Além disso, em caso de desatendimento da recomendação, necessária a adoção de medidas voltadas à obtenção do resultado objetivado:
“Art. 11. Na hipótese de desatendimento à recomendação, de falta de
resposta ou de resposta considerada inconsistente, o órgão do Ministério Público adotará as medidas cabíveis à obtenção do
resultado pretendido com a expedição da recomendação”.
Não se olvide, ainda, que o Ato Normativo n. 484, de
2006, assim dispõe:
“Art. 22. As representações ou comunicações que se refiram a fatos conexos previnem a atribuição do membro do Ministério Público, devendo este promover, se for o caso, o aditamento da portaria.
(...)
Art. 105. (..)
§ 1º. O desarquivamento do inquérito civil, diante de novas provas ou para investigar fato novo relevante, poderá ocorrer no prazo máximo de 6 (seis) meses após o arquivamento. Decorrido o prazo, será instaurado novo inquérito civil, sem prejuízo das provas já colhidas. (Incluído pelo Ato (N) nº 718/2011 – CPJ, de 01/12/2011)
§ 2º. Em qualquer das situações previstas no parágrafo anterior, a atribuição será do órgão do Ministério Público que promoveu o arquivamento do inquérito civil. (Incluído pelo Ato (N) nº 718/2011 – CPJ, de 01/12/2011).
No caso de conflito entre
Promotores de Justiça dotados de idêntica atribuição, integrantes da mesma
unidade especializada, a análise conjugada dessas regras abona a subordinação
da representação ao membro do Ministério Público responsável pela expedição da
recomendação, que aparenta ter sido descumprida, sendo aconselhável a difusão
quando inconveniente ou se cuidar de fatos desconexos ou diversos.

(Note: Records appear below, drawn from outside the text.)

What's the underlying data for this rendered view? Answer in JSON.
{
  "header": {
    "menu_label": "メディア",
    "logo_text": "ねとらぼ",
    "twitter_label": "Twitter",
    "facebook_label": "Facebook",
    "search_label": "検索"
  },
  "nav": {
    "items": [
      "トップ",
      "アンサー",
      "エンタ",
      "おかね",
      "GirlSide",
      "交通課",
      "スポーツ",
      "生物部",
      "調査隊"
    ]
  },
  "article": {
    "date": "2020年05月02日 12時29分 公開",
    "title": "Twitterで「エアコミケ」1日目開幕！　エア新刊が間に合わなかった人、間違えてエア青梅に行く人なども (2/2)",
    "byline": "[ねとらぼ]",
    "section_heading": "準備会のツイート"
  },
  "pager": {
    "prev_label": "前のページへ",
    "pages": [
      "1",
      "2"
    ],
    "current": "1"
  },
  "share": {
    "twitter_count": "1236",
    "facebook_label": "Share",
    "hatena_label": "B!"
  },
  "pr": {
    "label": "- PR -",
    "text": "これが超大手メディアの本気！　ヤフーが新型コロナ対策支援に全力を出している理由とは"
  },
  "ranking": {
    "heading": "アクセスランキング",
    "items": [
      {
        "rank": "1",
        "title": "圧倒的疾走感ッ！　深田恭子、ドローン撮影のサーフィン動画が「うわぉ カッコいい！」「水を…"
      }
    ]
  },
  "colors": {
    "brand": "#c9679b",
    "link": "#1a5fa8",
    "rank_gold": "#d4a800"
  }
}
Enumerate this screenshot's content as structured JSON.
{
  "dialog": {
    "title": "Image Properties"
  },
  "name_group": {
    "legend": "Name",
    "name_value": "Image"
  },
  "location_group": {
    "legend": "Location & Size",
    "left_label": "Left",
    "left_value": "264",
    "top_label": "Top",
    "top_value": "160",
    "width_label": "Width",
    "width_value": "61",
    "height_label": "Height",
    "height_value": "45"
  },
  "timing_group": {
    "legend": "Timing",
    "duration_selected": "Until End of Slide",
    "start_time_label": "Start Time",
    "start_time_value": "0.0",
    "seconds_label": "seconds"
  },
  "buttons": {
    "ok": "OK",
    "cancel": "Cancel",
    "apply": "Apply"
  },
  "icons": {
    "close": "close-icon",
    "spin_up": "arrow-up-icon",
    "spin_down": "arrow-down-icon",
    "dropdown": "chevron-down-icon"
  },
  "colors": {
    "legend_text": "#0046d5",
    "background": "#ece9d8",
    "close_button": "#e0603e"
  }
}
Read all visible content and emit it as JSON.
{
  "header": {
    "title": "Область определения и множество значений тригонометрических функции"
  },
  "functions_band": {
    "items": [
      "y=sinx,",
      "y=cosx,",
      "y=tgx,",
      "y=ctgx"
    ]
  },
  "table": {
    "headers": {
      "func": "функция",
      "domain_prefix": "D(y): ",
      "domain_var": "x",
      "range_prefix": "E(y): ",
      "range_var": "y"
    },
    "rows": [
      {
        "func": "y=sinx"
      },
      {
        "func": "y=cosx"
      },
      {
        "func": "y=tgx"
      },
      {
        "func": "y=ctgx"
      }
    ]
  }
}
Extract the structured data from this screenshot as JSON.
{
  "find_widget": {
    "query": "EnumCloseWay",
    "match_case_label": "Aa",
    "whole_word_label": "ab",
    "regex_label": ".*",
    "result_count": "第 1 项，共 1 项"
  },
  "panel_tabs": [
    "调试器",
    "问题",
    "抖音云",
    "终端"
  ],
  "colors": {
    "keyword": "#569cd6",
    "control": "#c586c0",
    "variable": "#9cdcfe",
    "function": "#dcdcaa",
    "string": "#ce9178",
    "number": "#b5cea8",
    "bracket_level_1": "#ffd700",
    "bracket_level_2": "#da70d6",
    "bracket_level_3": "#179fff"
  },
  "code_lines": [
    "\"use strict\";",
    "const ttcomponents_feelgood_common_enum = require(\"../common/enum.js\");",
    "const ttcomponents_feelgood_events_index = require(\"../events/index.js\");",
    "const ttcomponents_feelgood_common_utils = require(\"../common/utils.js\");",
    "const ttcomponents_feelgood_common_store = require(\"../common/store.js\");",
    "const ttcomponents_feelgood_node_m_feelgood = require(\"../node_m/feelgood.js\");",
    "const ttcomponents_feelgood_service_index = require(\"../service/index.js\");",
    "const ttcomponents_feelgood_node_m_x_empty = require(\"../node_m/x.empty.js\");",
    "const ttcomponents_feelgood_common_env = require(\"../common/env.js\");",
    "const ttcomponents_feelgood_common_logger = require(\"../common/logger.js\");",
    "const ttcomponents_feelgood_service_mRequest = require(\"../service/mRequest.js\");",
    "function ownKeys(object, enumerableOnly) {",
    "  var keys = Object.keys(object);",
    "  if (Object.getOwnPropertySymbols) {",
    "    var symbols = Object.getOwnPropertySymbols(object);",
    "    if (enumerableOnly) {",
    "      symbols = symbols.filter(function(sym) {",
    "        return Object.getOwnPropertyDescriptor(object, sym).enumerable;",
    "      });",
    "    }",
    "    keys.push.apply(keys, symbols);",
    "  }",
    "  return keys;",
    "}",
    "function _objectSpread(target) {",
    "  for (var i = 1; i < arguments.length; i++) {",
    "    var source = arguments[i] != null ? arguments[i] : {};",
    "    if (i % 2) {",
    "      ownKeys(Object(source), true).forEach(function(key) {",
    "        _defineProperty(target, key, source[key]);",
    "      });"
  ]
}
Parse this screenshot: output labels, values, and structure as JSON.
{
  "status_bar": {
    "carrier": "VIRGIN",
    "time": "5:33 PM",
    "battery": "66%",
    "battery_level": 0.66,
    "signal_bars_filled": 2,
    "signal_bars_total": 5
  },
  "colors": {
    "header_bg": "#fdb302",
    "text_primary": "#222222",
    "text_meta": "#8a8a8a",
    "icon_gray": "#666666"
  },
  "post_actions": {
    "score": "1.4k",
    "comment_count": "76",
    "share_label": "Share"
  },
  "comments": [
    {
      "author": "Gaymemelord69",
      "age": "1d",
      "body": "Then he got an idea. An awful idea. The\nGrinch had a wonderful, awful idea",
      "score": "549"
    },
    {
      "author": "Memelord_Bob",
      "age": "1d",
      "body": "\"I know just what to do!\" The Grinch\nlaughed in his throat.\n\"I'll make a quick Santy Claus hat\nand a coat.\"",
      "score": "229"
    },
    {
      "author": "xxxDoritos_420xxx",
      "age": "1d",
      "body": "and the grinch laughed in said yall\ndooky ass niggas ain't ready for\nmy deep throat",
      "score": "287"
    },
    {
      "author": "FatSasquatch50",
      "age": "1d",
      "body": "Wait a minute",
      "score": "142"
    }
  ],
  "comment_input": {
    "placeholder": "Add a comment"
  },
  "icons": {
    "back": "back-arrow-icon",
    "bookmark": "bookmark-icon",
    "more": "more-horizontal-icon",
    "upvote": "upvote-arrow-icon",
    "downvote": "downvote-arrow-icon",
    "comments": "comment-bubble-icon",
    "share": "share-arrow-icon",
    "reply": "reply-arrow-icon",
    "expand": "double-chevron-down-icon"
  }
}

Desse modo, a conveniência é o critério determinante para se aferir, na hipótese, se deverá ou não ocorrer eventual desarquivamento da investigação anterior, frente a notícia de fatos conexos em razão da prevenção.
Se a investigação precedente
merece ser desarquivada ante a nova representação ou se essa deve ensejar a
instauração de procedimento autônomo, ante a ausência fundamentada de
descumprimento da recomendação expedida, não consulta ao interesse público que se
desafie a prevenção – que, de certo modo, decorre do princípio do promotor
natural – nem a eficiência que a visão macroscópica, concentrada e uniforme
produz tanto no aspecto da instrução quanto no atinente à formação da
convicção.
Assim, de rigor, que a
representação seja analisada pelo suscitado.
Diante do exposto, conheço do presente conflito negativo de atribuições e dirimo-o, declarando caber ao 6º Promotor de Justiça do Patrimônio Público e Social da Capital prosseguir nos autos, em seus ulteriores termos.
Publique-se. Comunique-se. Registre-se. Restituam-se os autos.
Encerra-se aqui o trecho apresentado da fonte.